Archive

Quotes

Traveling is like gambling: it is ever connected with winning and losing, and generally where least expected we receive more or less than we hoped for.

—Johann Wolfgang von Goethe, 1797

One should always have one’s boots on and be ready to leave.

—Michel de Montaigne, 1580

A traveler’s chief aim should be to make men wiser and better, and to improve their minds by the bad—as well as good—example of what they deliver concerning foreign places.

—Jonathan Swift, 1726

When a traveler returneth home, let him not leave the countries where he hath traveled altogether behind him.

—Francis Bacon, 1625

It is delightful to read on the spot the impressions and opinions of tourists who visited a hundred years ago, in the vehicles and with the aesthetic prejudices of the period, the places which you are visiting now. The voyage ceases to be a mere tour through space; you travel through time and thought as well.

—Aldous Huxley, 1925

The traveler was active; he went strenuously in search of people, of adventure, of experience. The tourist is passive; he expects interesting things to happen to him. He goes “sightseeing.”

—Daniel Boorstin, 1961

Travelers, poets, and liars are three words all of one significance.

—Richard Brathwaite, 1631

Traveling is the ruin of all happiness!

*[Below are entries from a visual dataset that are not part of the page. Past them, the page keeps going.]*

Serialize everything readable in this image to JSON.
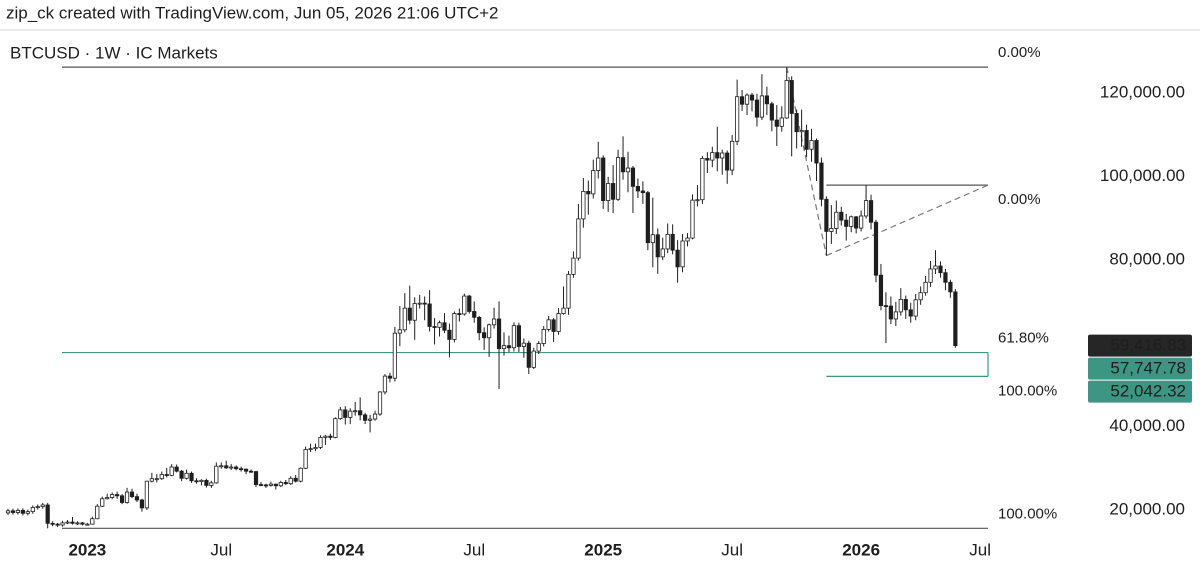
{
  "header": "zip_ck created with TradingView.com, Jun 05, 2026 21:06 UTC+2",
  "chart_data": {
    "type": "candlestick",
    "title": "BTCUSD · 1W · IC Markets",
    "categories": [
      null,
      null,
      null,
      null,
      null,
      null,
      null,
      null,
      null,
      null,
      null,
      null,
      null,
      null,
      null,
      null,
      "2023",
      null,
      null,
      null,
      null,
      null,
      null,
      null,
      null,
      null,
      null,
      null,
      null,
      null,
      null,
      null,
      null,
      null,
      null,
      null,
      null,
      null,
      null,
      null,
      null,
      null,
      null,
      "Jul",
      null,
      null,
      null,
      null,
      null,
      null,
      null,
      null,
      null,
      null,
      null,
      null,
      null,
      null,
      null,
      null,
      null,
      null,
      null,
      null,
      null,
      null,
      null,
      null,
      "2024",
      null,
      null,
      null,
      null,
      null,
      null,
      null,
      null,
      null,
      null,
      null,
      null,
      null,
      null,
      null,
      null,
      null,
      null,
      null,
      null,
      null,
      null,
      null,
      null,
      null,
      "Jul",
      null,
      null,
      null,
      null,
      null,
      null,
      null,
      null,
      null,
      null,
      null,
      null,
      null,
      null,
      null,
      null,
      null,
      null,
      null,
      null,
      null,
      null,
      null,
      null,
      null,
      "2025",
      null,
      null,
      null,
      null,
      null,
      null,
      null,
      null,
      null,
      null,
      null,
      null,
      null,
      null,
      null,
      null,
      null,
      null,
      null,
      null,
      null,
      null,
      null,
      null,
      null,
      "Jul",
      null,
      null,
      null,
      null,
      null,
      null,
      null,
      null,
      null,
      null,
      null,
      null,
      null,
      null,
      null,
      null,
      null,
      null,
      null,
      null,
      null,
      null,
      null,
      null,
      null,
      "2026",
      null,
      null,
      null,
      null,
      null,
      null,
      null,
      null,
      null,
      null,
      null,
      null,
      null,
      null,
      null,
      null,
      null,
      null,
      null,
      null,
      null,
      null,
      null,
      "Jul"
    ],
    "ohlc": [
      [
        19300,
        20300,
        18800,
        19800
      ],
      [
        19800,
        20300,
        18900,
        19400
      ],
      [
        19400,
        20400,
        18900,
        19900
      ],
      [
        19900,
        20400,
        18700,
        19200
      ],
      [
        19200,
        20100,
        18700,
        19600
      ],
      [
        19600,
        21100,
        19100,
        20600
      ],
      [
        20600,
        21300,
        20100,
        20800
      ],
      [
        20800,
        21700,
        20300,
        21200
      ],
      [
        21200,
        21700,
        15600,
        16800
      ],
      [
        16800,
        17300,
        16100,
        16600
      ],
      [
        16600,
        16900,
        15900,
        16400
      ],
      [
        16400,
        17400,
        16000,
        16900
      ],
      [
        16900,
        17600,
        16600,
        17100
      ],
      [
        17100,
        18300,
        16500,
        16800
      ],
      [
        16800,
        17300,
        16400,
        16900
      ],
      [
        16900,
        17100,
        16300,
        16600
      ],
      [
        16600,
        16900,
        16300,
        16600
      ],
      [
        16600,
        18400,
        16500,
        17900
      ],
      [
        17900,
        21400,
        17800,
        20900
      ],
      [
        20900,
        23200,
        20700,
        22700
      ],
      [
        22700,
        23900,
        22500,
        23000
      ],
      [
        23000,
        24200,
        22600,
        23700
      ],
      [
        23700,
        24400,
        22700,
        23400
      ],
      [
        23400,
        23800,
        21400,
        21800
      ],
      [
        21800,
        25300,
        21500,
        24300
      ],
      [
        24300,
        25100,
        22800,
        23200
      ],
      [
        23200,
        23900,
        21900,
        22400
      ],
      [
        22400,
        22700,
        19600,
        20500
      ],
      [
        20500,
        27000,
        20000,
        26900
      ],
      [
        26900,
        28900,
        26600,
        27500
      ],
      [
        27500,
        28600,
        26600,
        27500
      ],
      [
        27500,
        29200,
        27200,
        28500
      ],
      [
        28500,
        30100,
        27800,
        28300
      ],
      [
        28300,
        31000,
        28100,
        30300
      ],
      [
        30300,
        30900,
        29000,
        29300
      ],
      [
        29300,
        29600,
        26900,
        27600
      ],
      [
        27600,
        29700,
        27300,
        28800
      ],
      [
        28800,
        29200,
        26500,
        27000
      ],
      [
        27000,
        27600,
        26300,
        26800
      ],
      [
        26800,
        27400,
        25900,
        27100
      ],
      [
        27100,
        27500,
        25400,
        25900
      ],
      [
        25900,
        27000,
        25300,
        26500
      ],
      [
        26500,
        31400,
        26300,
        30500
      ],
      [
        30500,
        31400,
        29900,
        30600
      ],
      [
        30600,
        31800,
        29800,
        30100
      ],
      [
        30100,
        31000,
        29600,
        30300
      ],
      [
        30300,
        30700,
        29500,
        29900
      ],
      [
        29900,
        30400,
        29200,
        29800
      ],
      [
        29800,
        29900,
        28600,
        29300
      ],
      [
        29300,
        29700,
        28900,
        29200
      ],
      [
        29200,
        29400,
        25500,
        26100
      ],
      [
        26100,
        26700,
        25700,
        26000
      ],
      [
        26000,
        26300,
        25300,
        25900
      ],
      [
        25900,
        26800,
        25600,
        26200
      ],
      [
        26200,
        26300,
        24900,
        25800
      ],
      [
        25800,
        27000,
        25500,
        26600
      ],
      [
        26600,
        27200,
        26000,
        26300
      ],
      [
        26300,
        28100,
        26000,
        27600
      ],
      [
        27600,
        28400,
        26600,
        26900
      ],
      [
        26900,
        30200,
        26600,
        30000
      ],
      [
        30000,
        35200,
        29800,
        34500
      ],
      [
        34500,
        35900,
        33900,
        34700
      ],
      [
        34700,
        35900,
        34100,
        35000
      ],
      [
        35000,
        37900,
        34600,
        37400
      ],
      [
        37400,
        38000,
        35600,
        37700
      ],
      [
        37700,
        38300,
        36800,
        37400
      ],
      [
        37400,
        42200,
        37200,
        41900
      ],
      [
        41900,
        44700,
        41600,
        44000
      ],
      [
        44000,
        44900,
        40500,
        42200
      ],
      [
        42200,
        44400,
        40600,
        43700
      ],
      [
        43700,
        45900,
        42600,
        43800
      ],
      [
        43800,
        47000,
        41500,
        42800
      ],
      [
        42800,
        43300,
        40600,
        41500
      ],
      [
        41500,
        42800,
        38600,
        41800
      ],
      [
        41800,
        43800,
        41400,
        43000
      ],
      [
        43000,
        48500,
        42600,
        48300
      ],
      [
        48300,
        52600,
        47700,
        52100
      ],
      [
        52100,
        52900,
        50600,
        51600
      ],
      [
        51600,
        63900,
        50800,
        62400
      ],
      [
        62400,
        68900,
        59300,
        63200
      ],
      [
        63200,
        72000,
        62600,
        68400
      ],
      [
        68400,
        73800,
        64500,
        65500
      ],
      [
        65500,
        71000,
        60800,
        69500
      ],
      [
        69500,
        71600,
        68300,
        69600
      ],
      [
        69600,
        71200,
        65500,
        69400
      ],
      [
        69400,
        72700,
        62800,
        64000
      ],
      [
        64000,
        66000,
        59700,
        63800
      ],
      [
        63800,
        65400,
        61600,
        64900
      ],
      [
        64900,
        67200,
        62400,
        63100
      ],
      [
        63100,
        64700,
        56600,
        60900
      ],
      [
        60900,
        67600,
        60200,
        67100
      ],
      [
        67100,
        68300,
        65200,
        67000
      ],
      [
        67000,
        71900,
        66600,
        71300
      ],
      [
        71300,
        71600,
        67100,
        67600
      ],
      [
        67600,
        70000,
        64900,
        66200
      ],
      [
        66200,
        66500,
        60700,
        62500
      ],
      [
        62500,
        63800,
        58400,
        61300
      ],
      [
        61300,
        64700,
        56700,
        64400
      ],
      [
        64400,
        68500,
        63500,
        65800
      ],
      [
        65800,
        70000,
        49000,
        58700
      ],
      [
        58700,
        62600,
        57000,
        59400
      ],
      [
        59400,
        61800,
        57800,
        58900
      ],
      [
        58900,
        65000,
        58000,
        64200
      ],
      [
        64200,
        64900,
        57900,
        59200
      ],
      [
        59200,
        61100,
        56500,
        60000
      ],
      [
        60000,
        60600,
        52600,
        54200
      ],
      [
        54200,
        58900,
        53800,
        58100
      ],
      [
        58100,
        60500,
        57400,
        59900
      ],
      [
        59900,
        64100,
        59200,
        63300
      ],
      [
        63300,
        66500,
        62800,
        65600
      ],
      [
        65600,
        66000,
        60300,
        62800
      ],
      [
        62800,
        68400,
        62000,
        67100
      ],
      [
        67100,
        73600,
        66800,
        68400
      ],
      [
        68400,
        77300,
        66800,
        76500
      ],
      [
        76500,
        82000,
        75700,
        80400
      ],
      [
        80400,
        93400,
        79800,
        89800
      ],
      [
        89800,
        99600,
        87700,
        96400
      ],
      [
        96400,
        99000,
        90800,
        95800
      ],
      [
        95800,
        104000,
        94700,
        101400
      ],
      [
        101400,
        108300,
        99500,
        104400
      ],
      [
        104400,
        105000,
        92200,
        94200
      ],
      [
        94200,
        99900,
        91500,
        98300
      ],
      [
        98300,
        102700,
        91200,
        94500
      ],
      [
        94500,
        106400,
        94100,
        104500
      ],
      [
        104500,
        109600,
        99200,
        101100
      ],
      [
        101100,
        105900,
        96200,
        102000
      ],
      [
        102000,
        102500,
        91200,
        97600
      ],
      [
        97600,
        99500,
        94800,
        96500
      ],
      [
        96500,
        98800,
        93400,
        96100
      ],
      [
        96100,
        96500,
        82300,
        84100
      ],
      [
        84100,
        94900,
        78200,
        86000
      ],
      [
        86000,
        87500,
        76600,
        80700
      ],
      [
        80700,
        85300,
        79900,
        82600
      ],
      [
        82600,
        88700,
        81600,
        86100
      ],
      [
        86100,
        88500,
        81300,
        82300
      ],
      [
        82300,
        84700,
        74500,
        78300
      ],
      [
        78300,
        86200,
        77000,
        84500
      ],
      [
        84500,
        86400,
        83200,
        85200
      ],
      [
        85200,
        95700,
        84900,
        94300
      ],
      [
        94300,
        97900,
        92800,
        94400
      ],
      [
        94400,
        104900,
        93400,
        104300
      ],
      [
        104300,
        105800,
        100800,
        103900
      ],
      [
        103900,
        107100,
        102200,
        105700
      ],
      [
        105700,
        111900,
        101200,
        104400
      ],
      [
        104400,
        106400,
        100400,
        105600
      ],
      [
        105600,
        106200,
        98200,
        101500
      ],
      [
        101500,
        109900,
        100300,
        108400
      ],
      [
        108400,
        123200,
        107500,
        119100
      ],
      [
        119100,
        120700,
        115700,
        117300
      ],
      [
        117300,
        119900,
        114700,
        119500
      ],
      [
        119500,
        120000,
        115600,
        118300
      ],
      [
        118300,
        119800,
        112000,
        114200
      ],
      [
        114200,
        124500,
        113500,
        119300
      ],
      [
        119300,
        121500,
        114700,
        117400
      ],
      [
        117400,
        117900,
        110800,
        113500
      ],
      [
        113500,
        117100,
        107300,
        112000
      ],
      [
        112000,
        116800,
        110700,
        114000
      ],
      [
        114000,
        126200,
        113800,
        123000
      ],
      [
        123000,
        124000,
        104800,
        115100
      ],
      [
        115100,
        116000,
        106700,
        110700
      ],
      [
        110700,
        116000,
        107100,
        111000
      ],
      [
        111000,
        112400,
        104600,
        106500
      ],
      [
        106500,
        111400,
        103500,
        108600
      ],
      [
        108600,
        109100,
        98900,
        103200
      ],
      [
        103200,
        104500,
        92800,
        94500
      ],
      [
        94500,
        95200,
        81000,
        86800
      ],
      [
        86800,
        93100,
        83800,
        87500
      ],
      [
        87500,
        94200,
        86200,
        91400
      ],
      [
        91400,
        92700,
        88200,
        89500
      ],
      [
        89500,
        91000,
        84600,
        88000
      ],
      [
        88000,
        90600,
        86600,
        90300
      ],
      [
        90300,
        90500,
        86300,
        87600
      ],
      [
        87600,
        91800,
        86800,
        90500
      ],
      [
        90500,
        97900,
        89900,
        94200
      ],
      [
        94200,
        95600,
        87300,
        89000
      ],
      [
        89000,
        89600,
        74600,
        76300
      ],
      [
        76300,
        79000,
        67900,
        69000
      ],
      [
        69000,
        72200,
        60000,
        68900
      ],
      [
        68900,
        71200,
        64600,
        65800
      ],
      [
        65800,
        69900,
        64100,
        67500
      ],
      [
        67500,
        73200,
        66600,
        70500
      ],
      [
        70500,
        71400,
        65800,
        68000
      ],
      [
        68000,
        69700,
        64900,
        66500
      ],
      [
        66500,
        71800,
        65500,
        70400
      ],
      [
        70400,
        73600,
        69200,
        72100
      ],
      [
        72100,
        76100,
        71400,
        74600
      ],
      [
        74600,
        79700,
        73500,
        77800
      ],
      [
        77800,
        82300,
        76600,
        78500
      ],
      [
        78500,
        79600,
        75700,
        76900
      ],
      [
        76900,
        77800,
        72700,
        74600
      ],
      [
        74600,
        75200,
        70900,
        72300
      ],
      [
        72300,
        73000,
        58900,
        59416.83
      ],
      null,
      null,
      null,
      null,
      null
    ],
    "up_color": "#ffffff",
    "down_color": "#1e1e1e",
    "ylim": [
      12800,
      133900
    ],
    "yticks": [
      {
        "value": 20000,
        "label": "20,000.00"
      },
      {
        "value": 40000,
        "label": "40,000.00"
      },
      {
        "value": 80000,
        "label": "80,000.00"
      },
      {
        "value": 100000,
        "label": "100,000.00"
      },
      {
        "value": 120000,
        "label": "120,000.00"
      }
    ],
    "price_labels": [
      {
        "value": 59416.83,
        "label": "59,416.83",
        "color": "#262626"
      },
      {
        "value": 57747.78,
        "label": "57,747.78",
        "color": "#3c9683"
      },
      {
        "value": 52042.32,
        "label": "52,042.32",
        "color": "#3c9683"
      }
    ],
    "fibs": [
      {
        "levels": [
          {
            "value": 126200,
            "label": "0.00%",
            "color": "#555555"
          },
          {
            "value": 57747.78,
            "label": "61.80%",
            "color": "#3c9683"
          },
          {
            "value": 15600,
            "label": "100.00%",
            "color": "#555555"
          }
        ]
      },
      {
        "levels": [
          {
            "value": 97900,
            "label": "0.00%",
            "color": "#555555"
          },
          {
            "value": 52042.32,
            "label": "100.00%",
            "color": "#3c9683"
          }
        ]
      }
    ],
    "trend_points": [
      126200,
      81000,
      97900
    ]
  }
}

There’s no looking at a building here after seeing Italy.

—Fanny Burney, 1782

Thanks to the interstate highway system, it is now possible to travel from coast to coast without seeing anything.

—Charles Kuralt, c. 1980

According to the law of custom, and perhaps of reason, foreign travel completes the education of an English gentleman.

—Edward Gibbon, c. 1794

People commonly travel the world over to see rivers and mountains, new stars, garish birds, freak fish, grotesque breeds of human; they fall into an animal stupor that gapes at existence, and they think they have seen something.

—Søren Kierkegaard, 1843

In the Middle Ages people were tourists because of their religion, whereas now they are tourists because tourism is their religion.

—Robert Runcie, 1988

There is nothing worse for mortals than a wandering life.